From April 2013, a phased introduction of Real Time Information (RTI) will see employers submitting payroll data to HMRC via the centralised registration service for e-Government services in the UK, Government Gateway, on or before payments credit employee’s bank accounts.
These new measures could greatly increase the workload for employers so Ken Davies, director of payroll services at accountancy firm Mitchell Charlesworth explains how the new measures will work.
What is Real Time Information for Payroll?
By October 2013, all employers will have to submit under RTI. However, HMRC will roll out RTI by issuing employers with directives to commence submitting RTI returns from as early as April 2013.
The current system allows employers to issue PAYE information to HMRC at the Payroll Year End using electronic versions of the traditional forms P35 and P60. The new RTI system will require firms to send all the employ’s payroll data to HMRC via the Government Gateway on or before the date each employee is paid.
HMRC have also been floating the idea of employers submitting Online Monthly PAYE Statements to confirm their overall PAYE/National Insurance liability for the month.
This is because employers may have offsets against statutory payments such as Statutory Maternity Pay and Statutory Sick Pay that would reduce liability or tax suffered/deducted under the Construction Industry Scheme that are otherwise reported outside of RTI.
Therefore, come the 19th or 22nd of the month, HMRC will know exactly how much employers owe them.
Paying by BACS?
The government wants to verify that payments made to employees match those within the RTI submission and so a referencing system was devised.
For those who pay employees by BACS, a unique cross-reference (hash) will be required to accompany each payment to employees, which will need to be included in the separate RTI submission to HMRC. If payments are made by cash or cheque, then an RTI submission will still be required but without hashes.
As BACS deal with around 96% of all payments in the UK, the hash will enable HMRC to corroborate the payroll data submitted to HMRC against the payment made to the individual.
This corroboration will assist the Department of Work and Pensions (DWP) with the administration of the Government’s Universal Credit, due to commence October 2013. By providing the DWP with access to the exact details of what earnings, tax and hours of each taxpaying claimant at any given point, the government hopes to reduce the time spent processing claims and prevent the under and over payment of benefits.

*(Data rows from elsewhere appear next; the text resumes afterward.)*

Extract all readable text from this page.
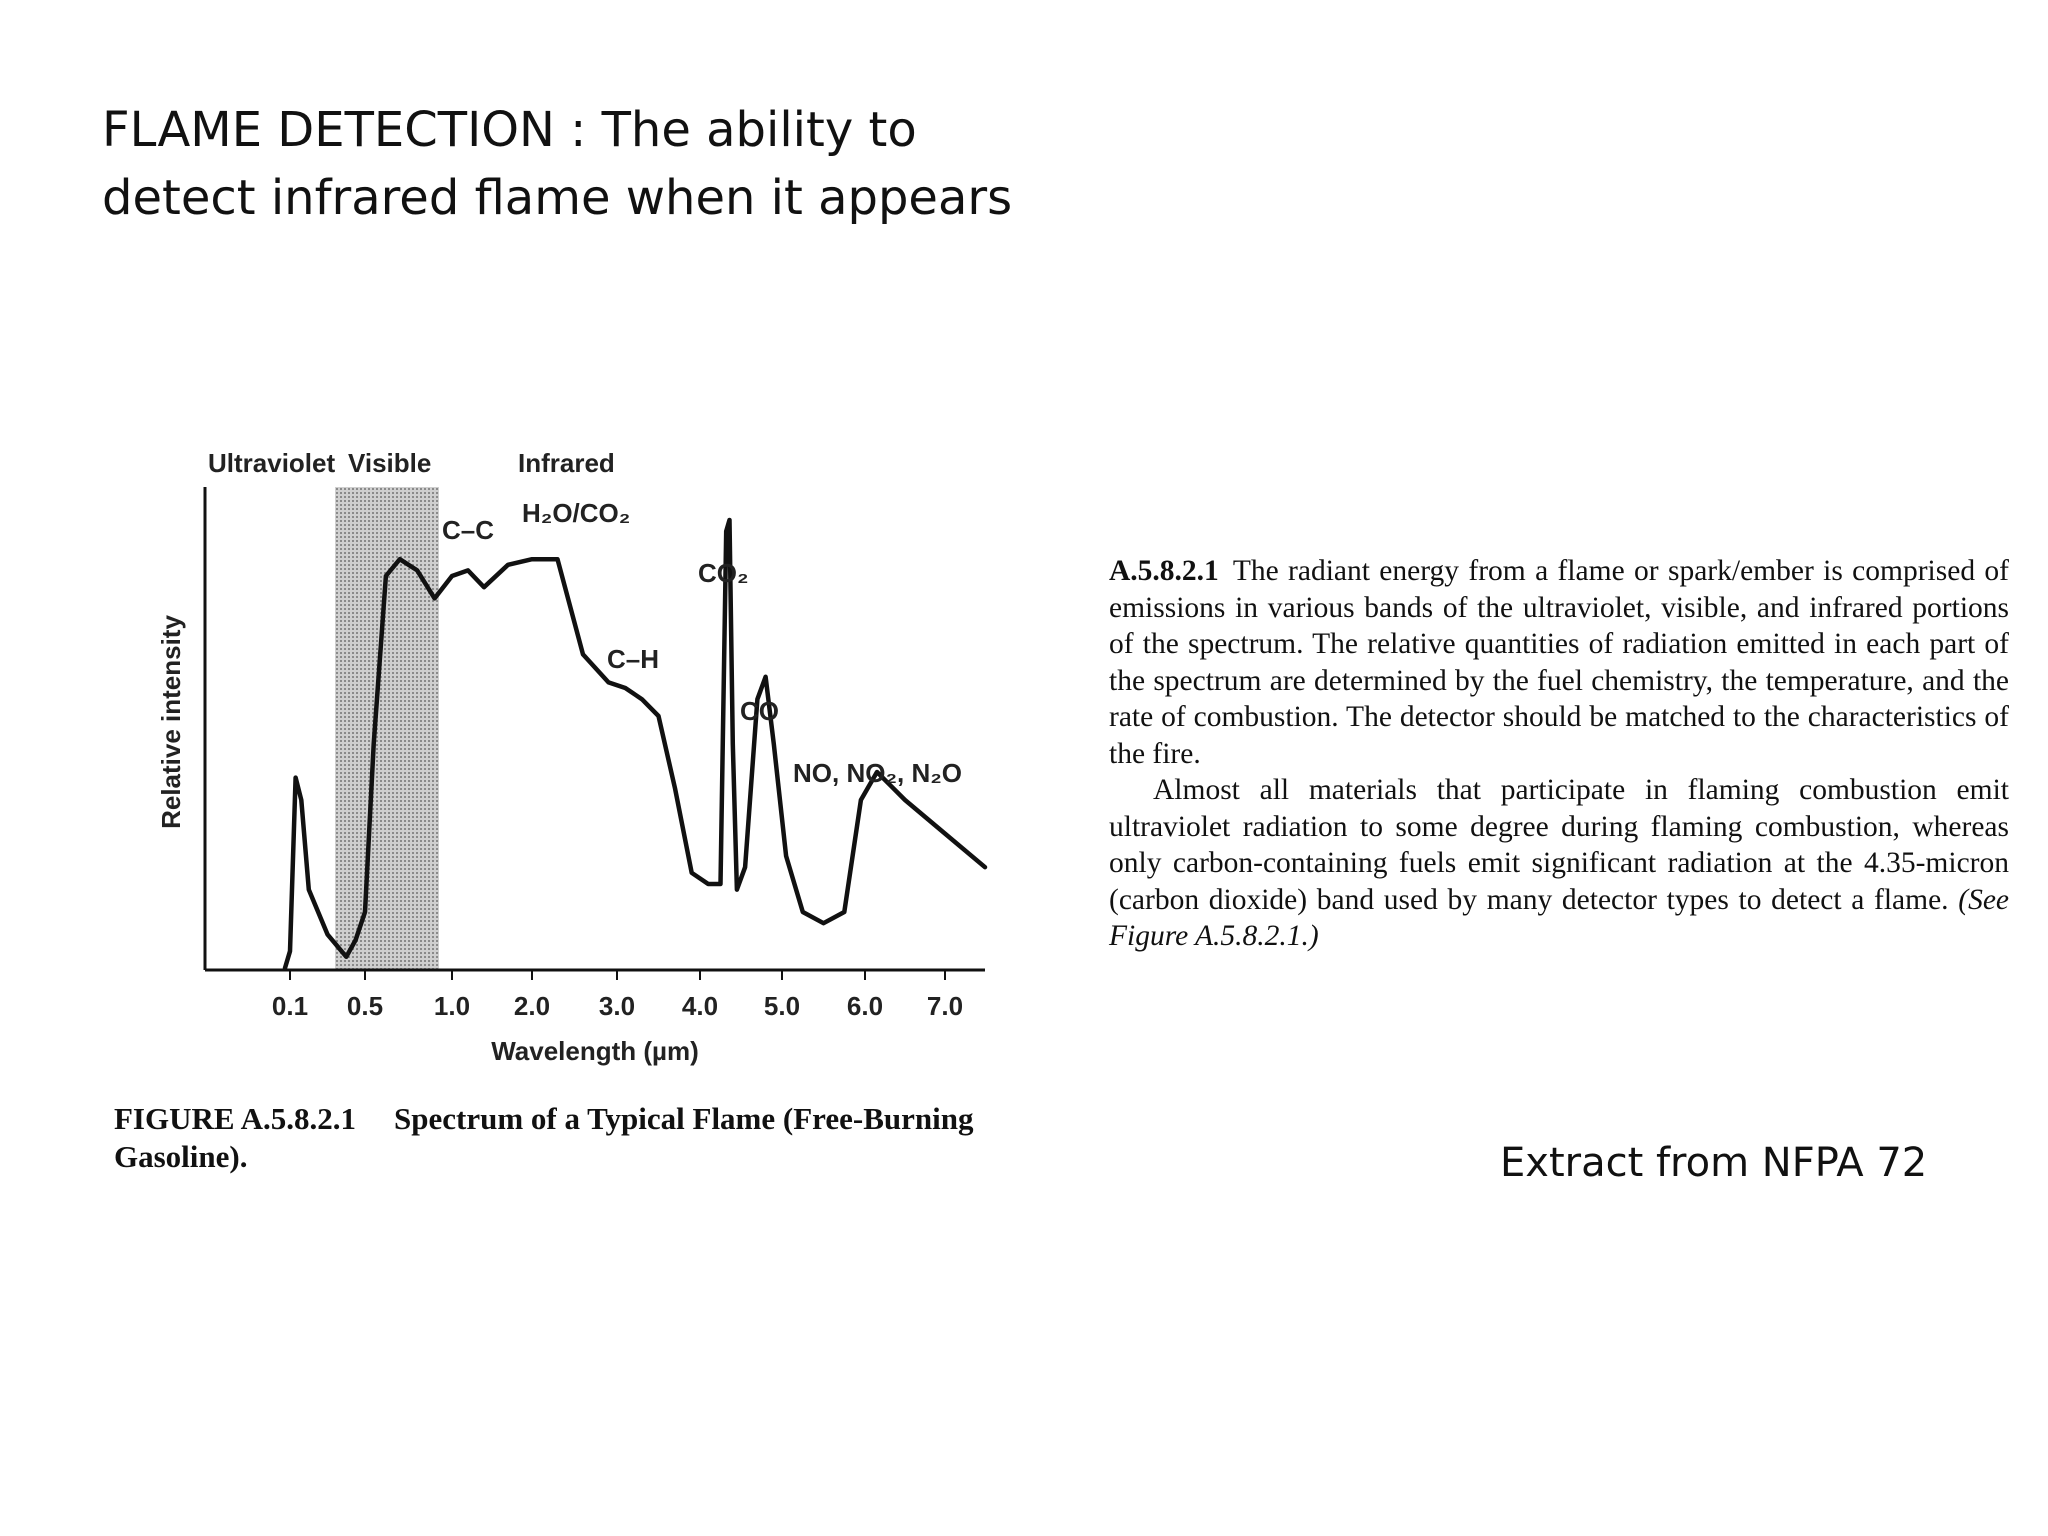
FLAME DETECTION : The ability to
detect infrared flame when it appears
0.1 0.5 1.0 2.0 3.0 4.0 5.0 6.0 7.0
Wavelength (µm)
Relative intensity
Ultraviolet Visible	Infrared
C–C
H₂O/CO₂
CO₂
C–H
CO
NO, NO₂, N₂O
FIGURE A.5.8.2.1 Spectrum of a Typical Flame (Free-Burning Gasoline).

A.5.8.2.1 The radiant energy from a flame or spark/ember is comprised of emissions in various bands of the ultraviolet, visible, and infrared portions of the spectrum. The relative quantities of radiation emitted in each part of the spectrum are determined by the fuel chemistry, the temperature, and the rate of combustion. The detector should be matched to the characteristics of the fire.

Almost all materials that participate in flaming combustion emit ultraviolet radiation to some degree during flaming combustion, whereas only carbon-containing fuels emit significant radiation at the 4.35-micron (carbon dioxide) band used by many detector types to detect a flame. (See Figure A.5.8.2.1.)

Extract from NFPA 72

How can employers prepare for these changes?
There are four points businesses should consider:
- Data Cleansing – submit employee data to HMRC before RTI is live so HMRC can advise correct or incomplete data
- Improve and Maintain Data Quality – Make sure you obtain dates of birth, use full names and include addresses when employees are entered on your payroll.
- Speak to your payroll software supplier or payroll provider – Make sure they can deliver on Real Time Information
- Banking – Are you able to use a file your payroll software generates to submit to BACS using your banking facility?
Assuming your payroll software will be capable of supporting your needs for RTI and you are confident with processing payment files generated by your payroll software then you will need to keep an eye out for your “On Boarding Date” issued to you by HMRC.
The On Boarding Date will be when you are required to file your first submission under RTI, including data to allow HMRC to align their in year and personal data to yours.
How will these payroll changes impact on employers?
There is a lot of merit in what is trying to be achieved by HMRC but there appears to be a disproportionate level of responsibility being placed on employers in a short space of time.
Employers may need a helping hand in being shown how to submit under RTI or import a payment file including hashes from their software rather than keying in individual amounts as they are used to.
The advent of RTI will do away with separate processes for starters and Employer Annual Return Forms P35/P14. HMRC will inititally take a “softly, softly” with penalties for non-compliance so take the opportunity to get things in place now these fines could run up quite quickly once they start to be issued.